The interesting situation is, that the robot worker isn't controlled by a sophisticated Artificial Intelligence but it is working in the teloperated mode. That means, the shown simulation is a normal computer game. After pressing the keys the robot is doing something. The new and advanced element is, that the virtual referee determines very precisely if the action is making sense or not. That means, every action of the robot is tracked, monitored and translated into a reward score. The robot worker is under total surveillance and has to explain itself for everything. So it is a highly accurate scoring system to determine the performance of the robot.
On the first look such a game doesn't look very pleasant, because human workers doesn't like the idea to be monitored. But from the perspective of Artificial Intelligence it makes a lot of sense. Because such a domain is a great testbed for an optimal control algorithm. The domain has possible actions (up,down, left, right), and the domain provides a feedback stored in the total reward. The feedback is a numerical value and the task for the model predictive control algorithm is pretty easy. The goal is to maximize the reward. This is equal to win the game.
Here the pipeline in short:
Teleoperation -> simulation -> features -> cost function
 
Playing the game with an algorithm
How humans are playing such games is easy. They are looking at the monitor and decide which actions should be done next. With a bit of training a human operator will reach a better performance and for sure he will make some minor mistakes after repeating the actions over and over again.
The more interesting question is how will an optimal control algorithm play the game. The algorithm doesn't have any sort of human intelligence so he has to focus on the information box on the left lower side.

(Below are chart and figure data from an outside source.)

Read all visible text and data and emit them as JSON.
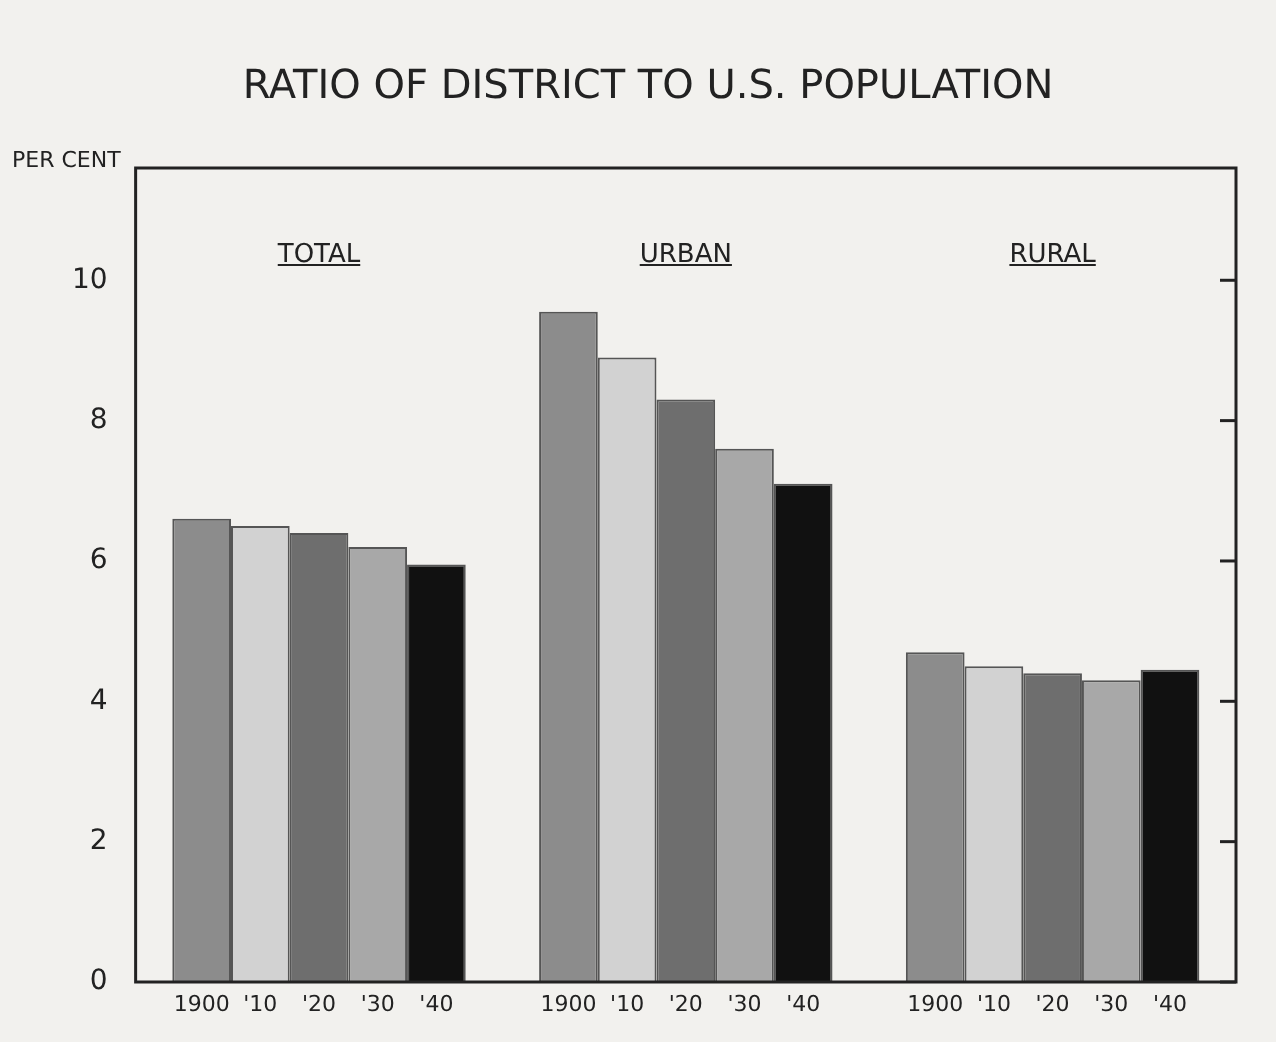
{
  "chart_data": {
    "type": "bar",
    "title": "RATIO OF DISTRICT TO U.S. POPULATION",
    "ylabel": "PER CENT",
    "categories": [
      "TOTAL",
      "URBAN",
      "RURAL"
    ],
    "series": [
      {
        "name": "1900",
        "color": "#8c8c8c",
        "values": [
          6.6,
          9.55,
          4.7
        ]
      },
      {
        "name": "'10",
        "color": "#d2d2d2",
        "values": [
          6.5,
          8.9,
          4.5
        ]
      },
      {
        "name": "'20",
        "color": "#6e6e6e",
        "values": [
          6.4,
          8.3,
          4.4
        ]
      },
      {
        "name": "'30",
        "color": "#a8a8a8",
        "values": [
          6.2,
          7.6,
          4.3
        ]
      },
      {
        "name": "'40",
        "color": "#111111",
        "values": [
          5.95,
          7.1,
          4.45
        ]
      }
    ],
    "ylim": [
      0,
      11.6
    ],
    "yticks": [
      0,
      2,
      4,
      6,
      8,
      10
    ],
    "grid": false,
    "legend": false
  }
}
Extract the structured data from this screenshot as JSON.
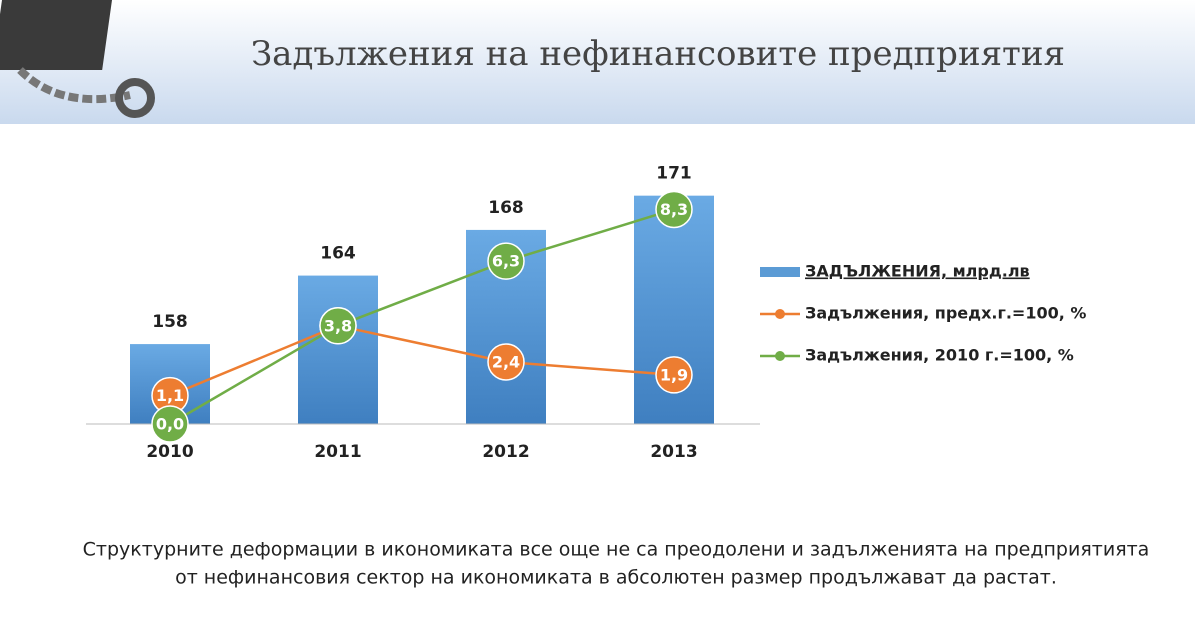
{
  "header": {
    "title": "Задължения на нефинансовите предприятия"
  },
  "chart_data": {
    "type": "bar",
    "categories": [
      "2010",
      "2011",
      "2012",
      "2013"
    ],
    "series": [
      {
        "name": "ЗАДЪЛЖЕНИЯ, млрд.лв",
        "type": "bar",
        "color": "#5b9bd5",
        "values": [
          158,
          164,
          168,
          171
        ]
      },
      {
        "name": "Задължения, предх.г.=100, %",
        "type": "line",
        "axis": "y2",
        "color": "#ed7d31",
        "values": [
          1.1,
          3.8,
          2.4,
          1.9
        ],
        "value_labels": [
          "1,1",
          "3,8",
          "2,4",
          "1,9"
        ]
      },
      {
        "name": "Задължения, 2010 г.=100, %",
        "type": "line",
        "axis": "y2",
        "color": "#70ad47",
        "values": [
          0.0,
          3.8,
          6.3,
          8.3
        ],
        "value_labels": [
          "0,0",
          "3,8",
          "6,3",
          "8,3"
        ]
      }
    ],
    "ylim": [
      151,
      175
    ],
    "y2lim": [
      0,
      10.6
    ],
    "legend": "right"
  },
  "footer": {
    "lines": [
      "Структурните деформации в икономиката все още не са преодолени и задълженията на предприятията",
      "от нефинансовия сектор на икономиката в абсолютен размер продължават да растат."
    ]
  }
}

The box contains the variables: elapsed time, energy, picks, totalward reward.
From a computer perspective these variables are stored in an integer array which contains of 4 elements. In addition the computer will need another variable to store possible actions for the robot (0=left, 1=up, and so on). The interesting thing is, that with this minimalist information a computer is able to play the game. There are many existing algorithm available to determine the optimal action sequence. Most of them are working with graph search which is improved by the reward information.
 
The inner working of the AI
In the concrete example it is possible to explain who the AI is working. The normal conception is that the robot is doing something and the robot should be determine by it's own intelligence which action is the best one. So the question is how exactly does the AI know, that the the robot has to go the charging station or place the token to the correct place?
The surprising answer is, that the robot doesn't know the answer. What is available instead is a virtual referee. The referee determines the score during the game. He determines if the action was good or not. Such a referee is used in most video games to determine the collision of a player with walls. Here in the production line simulation the referee is more advanced and determines many other details. The interesting situation is that the referee can judge about human players and AI Controlled robots itself. So the new understanding is, that the robot doesn't need an onboard AI, but the game needs a virtual referee.
This referee allows to ground a game. Grounding means to convert the pixel map which is 320x200 into a small list of variables shown on the lower left. These small amount of variables are used by a solver to play this game automatically.